Em 2 de julho de 2025, o emissor de USDT, Tether, realizou a maior operação de congelamento de fundos relacionados ao Irã na história, bloqueando 42 endereços de carteiras de criptomoedas, sendo que mais da metade tinha forte ligação com a exchange local Nobitex.
Como órgão global que define padrões para combate à lavagem de dinheiro, o FATF destaca que as stablecoins possuem características de estabilidade de preço e alta liquidez, tornando-se uma ferramenta de transferência de fundos preferida pelos criminosos.

Carteiras sem custódia representam vulnerabilidade, valor ilegal de stablecoins atinge recorde
No seu relatório mais recente de março de 2026, o FATF alerta novamente que stablecoins atreladas ao dólar já se tornaram uma ferramenta central em atividades financeiras ilegais.
O órgão cita o relatório da empresa de análise blockchain Chainalysis, que revela que, em 2025, o volume de transações ilegais em ativos virtuais atingiu 154 bilhões de dólares, dos quais 84% eram stablecoins, uma mudança significativa em relação às transações ilegais predominantemente baseadas em Bitcoin em 2020.

Fonte: Chainalysis | Em 2025, o volume de transações ilegais em ativos virtuais atingiu 154 bilhões de dólares, sendo 84% em stablecoins

Além disso, de acordo com relatório divulgado pela TRM Labs em meados de fevereiro, entidades ilegais receberam um total de 141 bilhões de dólares em stablecoins em 2025, atingindo o maior recorde em cinco anos.

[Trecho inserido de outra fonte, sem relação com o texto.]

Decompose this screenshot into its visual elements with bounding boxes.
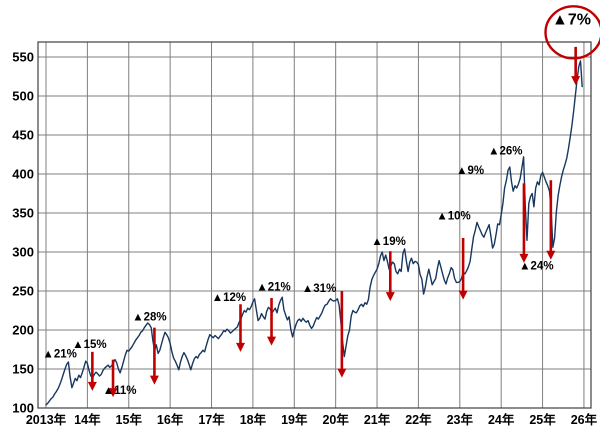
- y-axis-label: 250: [12, 284, 34, 299]
- drop-arrow-head: [546, 250, 556, 260]
- drop-arrow-head: [267, 336, 277, 346]
- y-axis-label: 150: [12, 362, 34, 377]
- y-axis-label: 550: [12, 50, 34, 65]
- drop-arrow-head: [337, 368, 347, 378]
- drop-arrow-head: [519, 253, 529, 263]
- plot-border: [37, 41, 592, 409]
- x-axis-label: 24年: [488, 412, 515, 427]
- x-axis-label: 2013年: [26, 412, 67, 427]
- x-axis-label: 17年: [198, 412, 225, 427]
- drop-arrow-head: [458, 290, 468, 300]
- y-axis-label: 350: [12, 206, 34, 221]
- x-axis-label: 16年: [157, 412, 184, 427]
- drawdown-label: ▲15%: [72, 339, 106, 351]
- price-line: [45, 60, 583, 406]
- y-axis-label: 400: [12, 167, 34, 182]
- x-axis-label: 14年: [74, 412, 101, 427]
- y-axis-label: 500: [12, 89, 34, 104]
- x-axis-label: 23年: [447, 412, 474, 427]
- drawdown-label: ▲26%: [488, 146, 522, 158]
- drop-arrow-head: [149, 375, 159, 385]
- y-axis-label: 200: [12, 323, 34, 338]
- x-axis-label: 26年: [571, 412, 598, 427]
- x-axis-label: 18年: [240, 412, 267, 427]
- drawdown-label: ▲19%: [371, 236, 405, 248]
- drawdown-label: ▲21%: [42, 348, 76, 360]
- x-axis-label: 22年: [405, 412, 432, 427]
- drawdown-label: ▲24%: [519, 260, 553, 272]
- x-axis-label: 15年: [116, 412, 143, 427]
- x-axis-label: 19年: [281, 412, 308, 427]
- drawdown-label: ▲12%: [212, 292, 246, 304]
- drawdown-label: ▲7%: [552, 11, 591, 28]
- drawdown-label: ▲31%: [302, 283, 336, 295]
- drawdown-label: ▲21%: [256, 281, 290, 293]
- drop-arrow-head: [235, 342, 245, 352]
- x-axis-label: 25年: [529, 412, 556, 427]
- y-axis-label: 450: [12, 128, 34, 143]
- drawdown-label: ▲28%: [132, 312, 166, 324]
- y-axis-label: 100: [12, 401, 34, 416]
- drawdown-label: ▲9%: [456, 165, 484, 177]
- drawdown-label: ▲11%: [103, 385, 137, 397]
- y-axis-label: 300: [12, 245, 34, 260]
- drop-arrow-head: [87, 381, 97, 391]
- drawdown-label: ▲10%: [436, 210, 470, 222]
- drop-arrow-head: [108, 388, 118, 398]
- drop-arrow-head: [571, 76, 581, 86]
- x-axis-label: 21年: [364, 412, 391, 427]
- x-axis-label: 20年: [322, 412, 349, 427]
- drop-arrow-head: [385, 292, 395, 302]
- highlight-ellipse: [544, 5, 600, 60]
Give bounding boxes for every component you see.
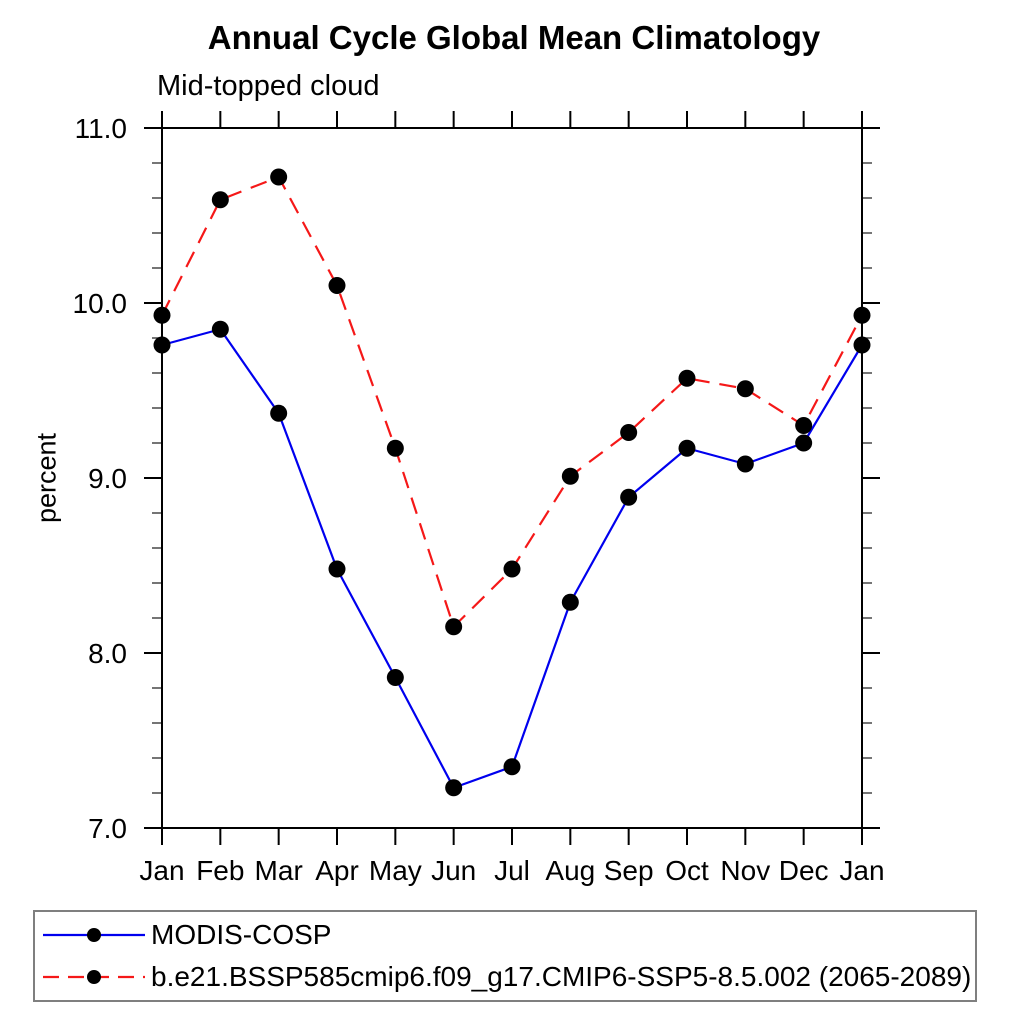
data-point-marker: [795, 434, 813, 452]
x-axis-tick-label: Jun: [431, 855, 476, 886]
x-axis-tick-label: Oct: [665, 855, 709, 886]
x-axis-tick-label: Dec: [779, 855, 829, 886]
data-point-marker: [153, 306, 171, 324]
x-axis-tick-label: Sep: [604, 855, 654, 886]
y-axis-tick-label: 9.0: [88, 463, 127, 494]
x-axis-tick-label: Jan: [839, 855, 884, 886]
data-point-marker: [445, 779, 463, 797]
series-line-1: [161, 175, 863, 628]
data-point-marker: [561, 593, 579, 611]
legend-row-modis: MODIS-COSP: [40, 915, 975, 955]
x-axis-tick-label: Nov: [720, 855, 770, 886]
data-point-marker: [736, 455, 754, 473]
legend: MODIS-COSP b.e21.BSSP585cmip6.f09_g17.CM…: [33, 910, 977, 1002]
data-point-marker: [503, 758, 521, 776]
data-point-marker: [795, 417, 813, 434]
data-point-marker: [561, 467, 579, 485]
y-axis-tick-label: 8.0: [88, 638, 127, 669]
legend-swatch-dashed-line-icon: [43, 970, 145, 985]
data-point-marker: [328, 277, 346, 294]
data-point-marker: [853, 336, 871, 354]
data-point-marker: [445, 618, 463, 636]
x-axis-tick-label: May: [369, 855, 422, 886]
data-point-marker: [853, 306, 871, 324]
series-line-0: [161, 328, 863, 789]
legend-label-modis: MODIS-COSP: [151, 918, 332, 950]
data-point-marker: [620, 424, 638, 441]
y-axis-tick-label: 11.0: [75, 113, 127, 144]
x-axis-tick-label: Jul: [494, 855, 530, 886]
x-axis-tick-label: Apr: [315, 855, 359, 886]
data-point-marker: [270, 168, 288, 186]
data-point-marker: [678, 439, 696, 457]
legend-swatch-solid-line-icon: [43, 927, 145, 942]
data-point-marker: [270, 404, 288, 422]
data-point-marker: [153, 336, 171, 354]
data-point-marker: [211, 320, 229, 338]
data-point-marker: [503, 560, 521, 578]
chart-subtitle: Mid-topped cloud: [157, 70, 380, 102]
x-axis-tick-label: Mar: [255, 855, 303, 886]
data-point-marker: [386, 439, 404, 457]
x-axis-tick-label: Feb: [196, 855, 244, 886]
legend-row-model: b.e21.BSSP585cmip6.f09_g17.CMIP6-SSP5-8.…: [40, 957, 975, 997]
data-point-marker: [386, 669, 404, 686]
legend-label-model: b.e21.BSSP585cmip6.f09_g17.CMIP6-SSP5-8.…: [151, 961, 972, 993]
data-point-marker: [328, 560, 346, 578]
y-axis-tick-label: 7.0: [88, 813, 127, 844]
data-point-marker: [211, 191, 229, 209]
data-point-marker: [620, 488, 638, 506]
x-axis-tick-label: Aug: [545, 855, 595, 886]
y-axis-tick-label: 10.0: [73, 288, 128, 319]
chart-title: Annual Cycle Global Mean Climatology: [207, 19, 821, 56]
data-point-marker: [678, 369, 696, 387]
x-axis-tick-label: Jan: [139, 855, 184, 886]
data-point-marker: [736, 380, 754, 398]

O relatório aponta que, no ano passado, as atividades com stablecoins frequentemente ultrapassaram 1 trilhão de dólares por mês, com 86% do fluxo de fundos ilegais relacionados a sanções.
O relatório enfatiza que atores mal-intencionados frequentemente escondem suas origens de fundos usando tecnologia de cross-chain, exchanges descentralizadas e corretores de OTC. O FATF destaca que as transferências ponto a ponto por carteiras sem custódia representam uma vulnerabilidade crítica, pois essas transações ocorrem em ambientes sem controles anti-lavagem, dificultando o rastreamento de localização e beneficiários reais.

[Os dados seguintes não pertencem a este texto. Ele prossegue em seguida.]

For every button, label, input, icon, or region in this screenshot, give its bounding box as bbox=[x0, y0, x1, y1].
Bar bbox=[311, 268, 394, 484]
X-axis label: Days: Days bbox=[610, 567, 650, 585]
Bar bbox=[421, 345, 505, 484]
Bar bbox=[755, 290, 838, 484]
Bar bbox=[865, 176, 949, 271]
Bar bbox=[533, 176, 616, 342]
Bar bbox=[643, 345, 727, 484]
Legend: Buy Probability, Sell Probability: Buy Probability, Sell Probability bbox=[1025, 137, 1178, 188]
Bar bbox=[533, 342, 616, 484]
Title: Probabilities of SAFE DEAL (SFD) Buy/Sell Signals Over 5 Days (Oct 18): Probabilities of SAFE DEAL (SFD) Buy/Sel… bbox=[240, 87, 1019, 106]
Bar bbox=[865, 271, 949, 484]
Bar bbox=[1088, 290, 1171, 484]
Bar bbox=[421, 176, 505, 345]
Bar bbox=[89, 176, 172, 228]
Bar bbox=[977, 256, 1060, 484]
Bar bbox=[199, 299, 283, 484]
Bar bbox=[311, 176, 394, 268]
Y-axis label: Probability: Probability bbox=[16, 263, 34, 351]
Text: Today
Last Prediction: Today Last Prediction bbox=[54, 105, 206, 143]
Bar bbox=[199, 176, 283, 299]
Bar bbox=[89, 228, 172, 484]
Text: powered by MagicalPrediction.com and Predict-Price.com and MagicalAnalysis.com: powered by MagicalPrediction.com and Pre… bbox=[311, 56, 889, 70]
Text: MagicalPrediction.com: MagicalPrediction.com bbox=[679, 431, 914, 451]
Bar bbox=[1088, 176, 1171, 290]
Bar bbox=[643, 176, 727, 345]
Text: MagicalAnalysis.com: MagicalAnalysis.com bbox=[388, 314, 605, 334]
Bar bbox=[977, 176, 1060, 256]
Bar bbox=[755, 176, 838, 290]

Fonte: Relatório do FATF | O relatório do FATF aponta que transferências ponto a ponto de ativos virtuais por carteiras sem custódia representam uma vulnerabilidade crítica

Valor de mercado das stablecoins ultrapassa 300 bilhões de dólares, regulamentação é urgente
É importante notar que o FATF não recomenda a inclusão total das stablecoins na lista negra, mas insiste que os países reforcem suas obrigações de combate à lavagem de dinheiro para emissores e intermediários de stablecoins.
O FATF sugere que os emissores de stablecoins utilizem funções de controle por contratos inteligentes, criando listas de permissões e de rejeições para limitar transações com carteiras específicas. Os emissores devem possuir capacidade de interceptar, congelar e destruir stablecoins suspeitas no mercado secundário a qualquer momento. Para desafios de operação transnacional, o FATF incentiva a criação de instituições reguladoras internacionais para fortalecer o compartilhamento de informações e a supervisão conjunta.
Atualmente, o valor de mercado global de stablecoins já ultrapassou 300 bilhões de dólares. Com a adoção acelerada e integração profunda com o sistema financeiro tradicional, o FATF acredita que as autoridades reguladoras globais devem agir rapidamente, adotando ferramentas de análise blockchain para preencher lacunas regulatórias e de conformidade.